Melinda pointed to his coffee. “Eating light tonight?”

“Please. I’m still digesting a Big Mac I had with my son about an hour ago.”

“Well, I’ll top you off in the meantime,” she said, then refilled his cup and set the pot back on the warmer. “Let me know if you need Tums or something.”

He watched her work the next half hour. They exchanged glances between her taking care of the customers at the counter. When there was a lull in the action, he waved her over.

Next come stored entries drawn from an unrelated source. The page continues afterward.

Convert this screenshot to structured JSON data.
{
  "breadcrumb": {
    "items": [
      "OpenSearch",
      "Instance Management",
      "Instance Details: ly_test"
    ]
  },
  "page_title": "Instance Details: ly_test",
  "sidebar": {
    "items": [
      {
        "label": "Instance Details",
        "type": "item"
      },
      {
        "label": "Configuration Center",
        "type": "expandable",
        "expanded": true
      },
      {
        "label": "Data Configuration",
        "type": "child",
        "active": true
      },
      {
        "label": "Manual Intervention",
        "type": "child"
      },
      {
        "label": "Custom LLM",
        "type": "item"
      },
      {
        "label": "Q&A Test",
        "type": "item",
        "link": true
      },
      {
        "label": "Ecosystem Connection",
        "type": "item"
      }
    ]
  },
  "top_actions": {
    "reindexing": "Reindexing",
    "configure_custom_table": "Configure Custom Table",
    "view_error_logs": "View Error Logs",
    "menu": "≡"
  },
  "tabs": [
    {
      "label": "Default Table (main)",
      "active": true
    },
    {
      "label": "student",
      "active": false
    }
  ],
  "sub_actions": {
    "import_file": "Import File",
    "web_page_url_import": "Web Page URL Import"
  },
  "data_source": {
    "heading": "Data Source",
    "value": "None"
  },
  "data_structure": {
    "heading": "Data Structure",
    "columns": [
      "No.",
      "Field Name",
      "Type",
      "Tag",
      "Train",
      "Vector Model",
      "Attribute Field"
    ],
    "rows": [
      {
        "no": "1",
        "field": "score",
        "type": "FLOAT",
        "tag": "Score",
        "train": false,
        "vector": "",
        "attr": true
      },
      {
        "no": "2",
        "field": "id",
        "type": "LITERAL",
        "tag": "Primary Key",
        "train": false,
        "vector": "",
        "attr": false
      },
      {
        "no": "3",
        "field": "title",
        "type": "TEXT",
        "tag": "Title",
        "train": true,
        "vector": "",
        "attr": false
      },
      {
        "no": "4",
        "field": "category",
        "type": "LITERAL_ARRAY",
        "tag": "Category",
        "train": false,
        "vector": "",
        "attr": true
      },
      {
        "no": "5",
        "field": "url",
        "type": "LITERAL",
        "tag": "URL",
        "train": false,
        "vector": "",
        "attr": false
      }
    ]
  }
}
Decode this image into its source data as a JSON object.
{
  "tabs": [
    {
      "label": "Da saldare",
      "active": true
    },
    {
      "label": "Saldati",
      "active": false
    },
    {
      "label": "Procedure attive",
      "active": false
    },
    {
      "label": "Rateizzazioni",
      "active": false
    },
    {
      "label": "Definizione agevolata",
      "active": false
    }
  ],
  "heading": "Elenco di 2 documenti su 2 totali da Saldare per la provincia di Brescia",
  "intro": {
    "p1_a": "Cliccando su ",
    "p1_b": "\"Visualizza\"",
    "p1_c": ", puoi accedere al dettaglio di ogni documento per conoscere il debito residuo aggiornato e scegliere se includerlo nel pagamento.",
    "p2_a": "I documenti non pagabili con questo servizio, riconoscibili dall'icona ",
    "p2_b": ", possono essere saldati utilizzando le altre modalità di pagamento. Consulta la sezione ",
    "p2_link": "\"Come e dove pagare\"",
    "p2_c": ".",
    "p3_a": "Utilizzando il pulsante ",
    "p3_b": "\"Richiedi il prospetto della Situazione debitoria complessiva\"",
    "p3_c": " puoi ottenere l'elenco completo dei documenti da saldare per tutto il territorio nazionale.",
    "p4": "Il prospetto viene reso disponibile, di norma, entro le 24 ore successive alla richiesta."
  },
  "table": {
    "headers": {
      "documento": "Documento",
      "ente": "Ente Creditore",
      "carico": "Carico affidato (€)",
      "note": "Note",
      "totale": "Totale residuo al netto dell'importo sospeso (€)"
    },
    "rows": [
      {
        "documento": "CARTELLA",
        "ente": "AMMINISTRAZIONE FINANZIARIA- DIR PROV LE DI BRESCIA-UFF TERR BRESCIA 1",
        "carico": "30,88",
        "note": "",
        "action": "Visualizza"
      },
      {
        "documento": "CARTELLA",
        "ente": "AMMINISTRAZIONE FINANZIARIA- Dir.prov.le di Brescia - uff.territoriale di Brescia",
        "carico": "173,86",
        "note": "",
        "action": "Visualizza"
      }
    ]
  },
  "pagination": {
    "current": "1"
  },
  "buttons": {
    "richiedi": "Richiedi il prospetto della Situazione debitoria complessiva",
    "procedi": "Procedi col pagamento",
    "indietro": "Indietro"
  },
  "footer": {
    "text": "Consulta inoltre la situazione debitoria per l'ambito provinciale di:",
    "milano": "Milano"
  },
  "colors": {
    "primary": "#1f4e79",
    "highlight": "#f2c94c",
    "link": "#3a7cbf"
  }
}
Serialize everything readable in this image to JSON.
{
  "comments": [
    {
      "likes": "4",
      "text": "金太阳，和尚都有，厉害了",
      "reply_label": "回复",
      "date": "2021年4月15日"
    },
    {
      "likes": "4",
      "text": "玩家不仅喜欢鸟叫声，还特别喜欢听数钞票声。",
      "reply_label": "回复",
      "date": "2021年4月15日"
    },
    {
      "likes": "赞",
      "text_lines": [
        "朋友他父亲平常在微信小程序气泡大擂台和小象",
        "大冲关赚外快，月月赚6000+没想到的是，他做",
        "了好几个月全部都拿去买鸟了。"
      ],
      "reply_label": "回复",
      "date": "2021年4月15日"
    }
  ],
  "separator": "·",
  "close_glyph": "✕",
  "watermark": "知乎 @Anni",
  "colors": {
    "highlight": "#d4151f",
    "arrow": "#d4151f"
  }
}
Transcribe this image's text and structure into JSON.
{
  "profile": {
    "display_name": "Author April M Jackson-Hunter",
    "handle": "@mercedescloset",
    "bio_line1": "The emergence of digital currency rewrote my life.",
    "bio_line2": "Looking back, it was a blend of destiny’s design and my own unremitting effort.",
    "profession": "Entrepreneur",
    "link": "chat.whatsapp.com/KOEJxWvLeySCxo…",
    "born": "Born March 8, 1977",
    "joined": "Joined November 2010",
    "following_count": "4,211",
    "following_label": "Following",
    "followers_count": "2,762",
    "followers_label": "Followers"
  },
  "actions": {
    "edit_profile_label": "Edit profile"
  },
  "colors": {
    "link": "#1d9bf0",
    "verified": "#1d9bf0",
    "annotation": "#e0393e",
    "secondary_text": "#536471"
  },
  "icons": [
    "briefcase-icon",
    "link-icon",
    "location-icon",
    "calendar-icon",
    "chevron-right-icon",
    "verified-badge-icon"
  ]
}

“You ever work the tables?”

“Once in a while,” she said. “I prefer the counter. It’s a better turnover. People eat at the counter usually don’t spend much time doing it.”

“Ever have trouble?”

“All kinds. Comes with the territory, but it usually doesn’t go very far. All these diners, the owners make sure local cops get enough free coffee to keep them looking out.”

John noticed the time and told her he had to run.

“See what I mean about the counter?” she said. “You coming back?”

“You want me to?”

“I wouldn’t ask if I didn’t.”

“Then I’ll be back.”

“Okay, then. I’ll see you later.”

He went to leave a tip.

“Don’t you dare,” she said.

“Okay,” he said, “but the next coffee is on me.”

He drove back to the bar in Williamsburg to meet with Eddie Vento. The wiseguy was on his way out when John got there. They walked to Vento’s Cadillac Coupe DeVille where John noticed Nick Santorra wasn’t sitting behind the steering wheel.

“So?” Vento said.

“I’m in for the extra stops,” John said. “But I can’t commit to anything more than that yet.”

“Meaning what?”

“Hanging around the bar,” John said. “I can’t do it.”

“When will you know when you can? Should I hold my breath?”

“I can’t say,” John said. “I don’t know.”

“Not the answer I was hoping for,” Vento said. “It’s good you showed up told me to my face, though. I can respect that.”

“I do appreciate the offer.”

“You do, huh? Should I throw a fuckin’ parade?”

John wasn’t sure what the wiseguy meant. He thought it best to not ask and stood silent as Vento sat behind the wheel of the Cadillac.

“There anything else?” he asked John.

“Just thanks, I guess.”

“You’re not sure?”

“Thank you.”

“Jesus Christ,” Vento said. Then he put the Cadillac into gear and drove away.

It was an uncomfortable moment. John wasn’t sure if he should be relieved or worried.